Promoting Tribal Sovereignty and Community Building through Place-Based Knowledge in Higher Education

AIS

Director's Message

The byline for the California Indian Culture and Sovereignty Center states, “Education is the Path to Self-Determination.” These words greet our staff, students, faculty, and visitors to our ad hoc American Indian Studies Department and they are words that we live by. We live in a fast-moving and complicated era of tribal sovereignty in which the most common image that everyday citizens have of American Indians is a casino. As an American Indian educator, I have spent my entire life combating harmful stereotypes of American Indians ranging from the drunken and poor Indian to the Indian-maiden costume that shows up all too frequently at Halloween and in “cowboys and Indians” themed parties. The motivation for me to fight the good fight always boils down to the byline for the CICSC-education is the path to self-determination and this is true for all of us Indian and non-Indian alike. For American Indian people in particular the need for education to sustain the milestones and achievements that our tribal ancestors and leaders have worked so hard to build is paramount. Building a 21st century AIS department, minor, and, hopefully, major will contribute to the pipeline of success that local tribes are building in Southern California.

Dr. Joely Proudfit, Ph.D.
Department of American Indian Studies, Chair (Luiseño/Payómkawichum, Tongva) 
California Indian Culture and Sovereignty Center, Director

Our Story

In 2005 President Karen Haynes started a Tribal Initiative at CSUSM. She began her work by creating a Native Advisory Council (NAC) comprised of faculty, staff, and most importantly, representatives appointed by local tribal communities. The NAC is a broad-based tribal community council with a mission to “assist regional tribal communities in Indian country in articulating educational needs through advisement and regular meetings with CSUSM President and CSUSM Leadership.” The NAC works to increase educational, professional, and research opportunities while preserving cultural integrity of tribal communities and realizing individual and unique concerns. 
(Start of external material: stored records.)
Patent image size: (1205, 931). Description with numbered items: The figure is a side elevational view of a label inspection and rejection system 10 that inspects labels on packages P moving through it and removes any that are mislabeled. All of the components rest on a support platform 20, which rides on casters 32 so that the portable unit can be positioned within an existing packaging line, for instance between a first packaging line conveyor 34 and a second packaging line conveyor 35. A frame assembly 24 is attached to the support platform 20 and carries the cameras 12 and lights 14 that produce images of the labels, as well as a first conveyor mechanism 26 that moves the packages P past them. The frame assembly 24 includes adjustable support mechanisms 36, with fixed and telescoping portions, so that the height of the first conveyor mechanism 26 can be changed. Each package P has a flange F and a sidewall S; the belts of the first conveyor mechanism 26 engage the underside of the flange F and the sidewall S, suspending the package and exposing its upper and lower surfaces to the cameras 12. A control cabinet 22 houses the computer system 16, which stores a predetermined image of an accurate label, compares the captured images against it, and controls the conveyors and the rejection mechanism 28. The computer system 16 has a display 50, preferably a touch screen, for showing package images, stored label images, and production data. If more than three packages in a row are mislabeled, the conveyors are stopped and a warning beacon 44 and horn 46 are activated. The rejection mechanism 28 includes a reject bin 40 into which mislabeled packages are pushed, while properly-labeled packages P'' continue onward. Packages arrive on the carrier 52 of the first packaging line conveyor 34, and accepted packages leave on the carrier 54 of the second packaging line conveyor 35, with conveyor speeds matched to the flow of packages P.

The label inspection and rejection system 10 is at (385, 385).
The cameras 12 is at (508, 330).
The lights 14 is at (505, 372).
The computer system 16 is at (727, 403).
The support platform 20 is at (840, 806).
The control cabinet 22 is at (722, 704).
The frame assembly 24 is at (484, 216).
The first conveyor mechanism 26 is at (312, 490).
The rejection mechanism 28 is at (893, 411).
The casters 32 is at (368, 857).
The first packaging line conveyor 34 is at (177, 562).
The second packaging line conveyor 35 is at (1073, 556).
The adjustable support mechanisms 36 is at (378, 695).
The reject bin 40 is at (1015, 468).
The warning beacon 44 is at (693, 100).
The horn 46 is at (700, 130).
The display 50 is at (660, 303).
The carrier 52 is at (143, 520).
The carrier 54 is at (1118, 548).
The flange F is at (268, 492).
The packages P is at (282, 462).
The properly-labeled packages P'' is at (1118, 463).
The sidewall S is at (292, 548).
 The American Indian Studies Department was first conceived by the members of the President’s Native Advisory Council. In 2007, CSUSM hired the first full-time tribal liaison, Ms. Tishmall Turner (Rincon Band of LuiseñoIndians) in the CSU system from a local tribal community. In 2008, Dr. Joely Proudfit(Luiseño/Payómkawichum) joined CSUSM faculty in Sociology/Native Studies and was hired to take the leadership role in developing the California Indian Culture and Sovereignty Center (CICSC). The CICSC charter was approved in 2009 and the doors opened November 17, 2011. The CICSC has a mission to foster collaborative research and community service relationships between faculty, staff, and students at CSUSM and members of the tribal communities. With tribal staff, faculty, and community support firmly in place at CSUSM, the obvious missing piece to the Tribal Initiative was in curricular offerings.

Since 2008 the work to develop an American Indian Studies major/department has been a combination of community-based and formal university-wide collaborations. In the Fall Semester 2014, Provost Graham Oberem convened an American Indian Task Force to determine the need for the creation of an American Indian Studies Department. The Task Force recommended that such a department be created and that a major area of study also be considered in the near future. In the Spring Semester 2015, Provost Oberem announced his support of the Task Force’s recommendation to create an American Indian Studies Department at the Academic Senate meeting (May 2015). He also announced the appointment of Dr. Joely Proudfit as the inaugural chair of the American Indian Studies Department. Following her appointment as department chair, Dr. Proudfit was tasked with convening a strategic planning process to develop a vision, mission, and strategic objectives for the AIS department.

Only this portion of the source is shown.